To determine the value of $C$, we need to evaluate $s$ at the starting point $t=0$. From the original parameterization, we know that $r(0)=e^{2(0)}\cos (0)𝐢+2𝐣+e^{2(0)}\sin (0)𝐤$. Simplifying this expression, we find that $r(0)=𝐢+2𝐣$.
Substituting $t=0$ into the expression for $s$, we get:
$s=e^{2(0)}+C=1+C$
Since $s$ represents the arc length measured from the point where $t=0$, we can conclude that $C$ must be zero.
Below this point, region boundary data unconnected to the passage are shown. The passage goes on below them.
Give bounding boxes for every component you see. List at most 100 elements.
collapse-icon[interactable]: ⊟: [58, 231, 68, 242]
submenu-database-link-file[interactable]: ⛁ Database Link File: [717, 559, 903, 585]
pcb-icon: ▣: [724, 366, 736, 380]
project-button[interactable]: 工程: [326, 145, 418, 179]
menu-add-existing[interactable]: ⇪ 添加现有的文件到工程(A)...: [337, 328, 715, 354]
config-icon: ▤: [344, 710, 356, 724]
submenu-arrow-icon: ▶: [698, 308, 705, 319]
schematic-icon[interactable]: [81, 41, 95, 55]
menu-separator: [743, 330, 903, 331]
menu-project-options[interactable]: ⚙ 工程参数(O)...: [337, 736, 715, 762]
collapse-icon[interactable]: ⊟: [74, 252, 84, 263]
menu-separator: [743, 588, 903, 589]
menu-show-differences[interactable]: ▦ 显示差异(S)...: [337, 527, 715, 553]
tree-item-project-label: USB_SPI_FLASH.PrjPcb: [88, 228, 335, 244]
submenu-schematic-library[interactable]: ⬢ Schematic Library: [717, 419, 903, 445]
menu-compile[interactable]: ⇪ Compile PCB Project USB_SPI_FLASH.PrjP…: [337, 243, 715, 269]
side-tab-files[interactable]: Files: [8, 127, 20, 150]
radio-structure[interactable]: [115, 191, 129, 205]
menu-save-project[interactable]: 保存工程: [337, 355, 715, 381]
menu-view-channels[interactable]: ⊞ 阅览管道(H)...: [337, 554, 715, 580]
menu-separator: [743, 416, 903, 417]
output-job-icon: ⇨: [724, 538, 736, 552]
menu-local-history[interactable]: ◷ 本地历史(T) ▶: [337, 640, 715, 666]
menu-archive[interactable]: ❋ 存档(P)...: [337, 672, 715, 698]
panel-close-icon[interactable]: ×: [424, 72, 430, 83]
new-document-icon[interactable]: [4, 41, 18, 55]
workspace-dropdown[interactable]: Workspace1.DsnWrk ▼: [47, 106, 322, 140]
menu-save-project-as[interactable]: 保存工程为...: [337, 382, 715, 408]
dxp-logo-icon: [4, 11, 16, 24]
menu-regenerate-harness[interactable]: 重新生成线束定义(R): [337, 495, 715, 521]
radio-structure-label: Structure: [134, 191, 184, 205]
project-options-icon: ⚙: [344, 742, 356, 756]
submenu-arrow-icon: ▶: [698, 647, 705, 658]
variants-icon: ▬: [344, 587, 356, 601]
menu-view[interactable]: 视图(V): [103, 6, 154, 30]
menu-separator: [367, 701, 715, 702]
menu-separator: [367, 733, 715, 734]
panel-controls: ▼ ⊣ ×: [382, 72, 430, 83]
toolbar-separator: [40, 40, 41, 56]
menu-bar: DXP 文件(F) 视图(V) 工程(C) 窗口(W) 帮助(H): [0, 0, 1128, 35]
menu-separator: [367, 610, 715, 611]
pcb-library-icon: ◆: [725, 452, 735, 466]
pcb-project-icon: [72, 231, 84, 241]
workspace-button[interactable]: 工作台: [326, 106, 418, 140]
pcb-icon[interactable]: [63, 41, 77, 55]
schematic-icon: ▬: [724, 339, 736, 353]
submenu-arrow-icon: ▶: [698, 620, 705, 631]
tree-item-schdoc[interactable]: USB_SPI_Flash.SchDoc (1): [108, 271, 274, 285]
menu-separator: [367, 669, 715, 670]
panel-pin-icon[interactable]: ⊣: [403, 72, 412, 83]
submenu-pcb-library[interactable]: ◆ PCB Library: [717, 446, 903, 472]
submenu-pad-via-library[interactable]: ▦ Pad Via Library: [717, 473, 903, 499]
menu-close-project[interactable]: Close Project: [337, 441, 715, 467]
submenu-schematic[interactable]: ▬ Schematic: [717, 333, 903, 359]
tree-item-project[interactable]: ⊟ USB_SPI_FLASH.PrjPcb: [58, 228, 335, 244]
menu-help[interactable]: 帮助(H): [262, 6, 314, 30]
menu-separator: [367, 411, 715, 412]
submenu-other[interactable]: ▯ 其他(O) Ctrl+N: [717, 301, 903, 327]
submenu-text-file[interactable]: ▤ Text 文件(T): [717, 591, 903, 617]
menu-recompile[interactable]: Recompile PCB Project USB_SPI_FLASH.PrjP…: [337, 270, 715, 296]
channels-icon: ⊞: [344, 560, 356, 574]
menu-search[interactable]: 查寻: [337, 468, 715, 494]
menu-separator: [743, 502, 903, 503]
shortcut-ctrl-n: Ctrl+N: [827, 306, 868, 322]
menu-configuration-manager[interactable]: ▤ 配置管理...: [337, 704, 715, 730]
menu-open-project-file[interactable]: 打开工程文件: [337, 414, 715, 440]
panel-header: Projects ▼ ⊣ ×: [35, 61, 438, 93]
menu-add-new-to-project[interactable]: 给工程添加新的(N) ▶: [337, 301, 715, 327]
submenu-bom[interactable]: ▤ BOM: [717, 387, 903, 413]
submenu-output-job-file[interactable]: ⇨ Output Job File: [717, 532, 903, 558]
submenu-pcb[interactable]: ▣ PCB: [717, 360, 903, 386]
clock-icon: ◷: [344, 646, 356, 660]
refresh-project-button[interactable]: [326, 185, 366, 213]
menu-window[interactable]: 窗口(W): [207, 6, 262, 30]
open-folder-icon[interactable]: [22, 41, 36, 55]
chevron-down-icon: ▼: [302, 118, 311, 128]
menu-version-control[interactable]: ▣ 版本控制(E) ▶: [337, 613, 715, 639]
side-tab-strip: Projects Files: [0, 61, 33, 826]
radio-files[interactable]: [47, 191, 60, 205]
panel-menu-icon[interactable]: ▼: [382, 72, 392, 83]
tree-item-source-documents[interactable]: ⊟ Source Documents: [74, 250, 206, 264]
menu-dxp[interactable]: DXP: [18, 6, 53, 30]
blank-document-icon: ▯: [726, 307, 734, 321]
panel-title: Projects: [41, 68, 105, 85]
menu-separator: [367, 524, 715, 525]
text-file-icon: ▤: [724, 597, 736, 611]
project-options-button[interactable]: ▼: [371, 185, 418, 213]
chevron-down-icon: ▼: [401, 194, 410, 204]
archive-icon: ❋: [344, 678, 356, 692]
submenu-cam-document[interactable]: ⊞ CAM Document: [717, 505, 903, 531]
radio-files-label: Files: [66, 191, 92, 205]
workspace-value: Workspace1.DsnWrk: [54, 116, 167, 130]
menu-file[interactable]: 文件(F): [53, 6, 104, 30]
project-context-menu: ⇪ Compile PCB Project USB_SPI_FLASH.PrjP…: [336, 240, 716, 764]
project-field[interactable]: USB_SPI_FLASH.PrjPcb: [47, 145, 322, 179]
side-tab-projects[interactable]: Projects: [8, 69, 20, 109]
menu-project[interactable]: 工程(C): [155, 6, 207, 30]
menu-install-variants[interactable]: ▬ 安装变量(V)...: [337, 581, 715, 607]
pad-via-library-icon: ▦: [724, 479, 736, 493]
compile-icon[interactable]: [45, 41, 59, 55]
Thus, the expression for $s$ in terms of $t$ is:
$s=e^{2t}$
Now, let's rewrite the original parameterization $𝐫(t)$ in terms of $s$:
$𝐫(t)=e^{2t}\cos (2t)𝐢+2𝐣+e^{2t}\sin (2t)𝐤$
Using the expression for $s$, we substitute $t$ with $\ln (s)$:
$𝐫(s)=e^{2\ln (s)}\cos (2\ln (s))𝐢+2𝐣+e^{2\ln (s)}\sin (2\ln (s))𝐤$
Simplifying further:
$𝐫(s)=s^2\cos (2\ln (s))𝐢+2𝐣+s^2\sin (2\ln (s))𝐤$
Finally, we can write the reparametrized curve in terms of arc length $s$ measured from the point where $t=0$:
$𝐫(s)=s^2\cos (2\ln (s))𝐢+2𝐣+s^2\sin (2\ln (s))𝐤$
This represents the reparametrization of the curve $𝐫(t)$ with respect to arc length measured from the point where $t=0$ in the direction of increasing $t$.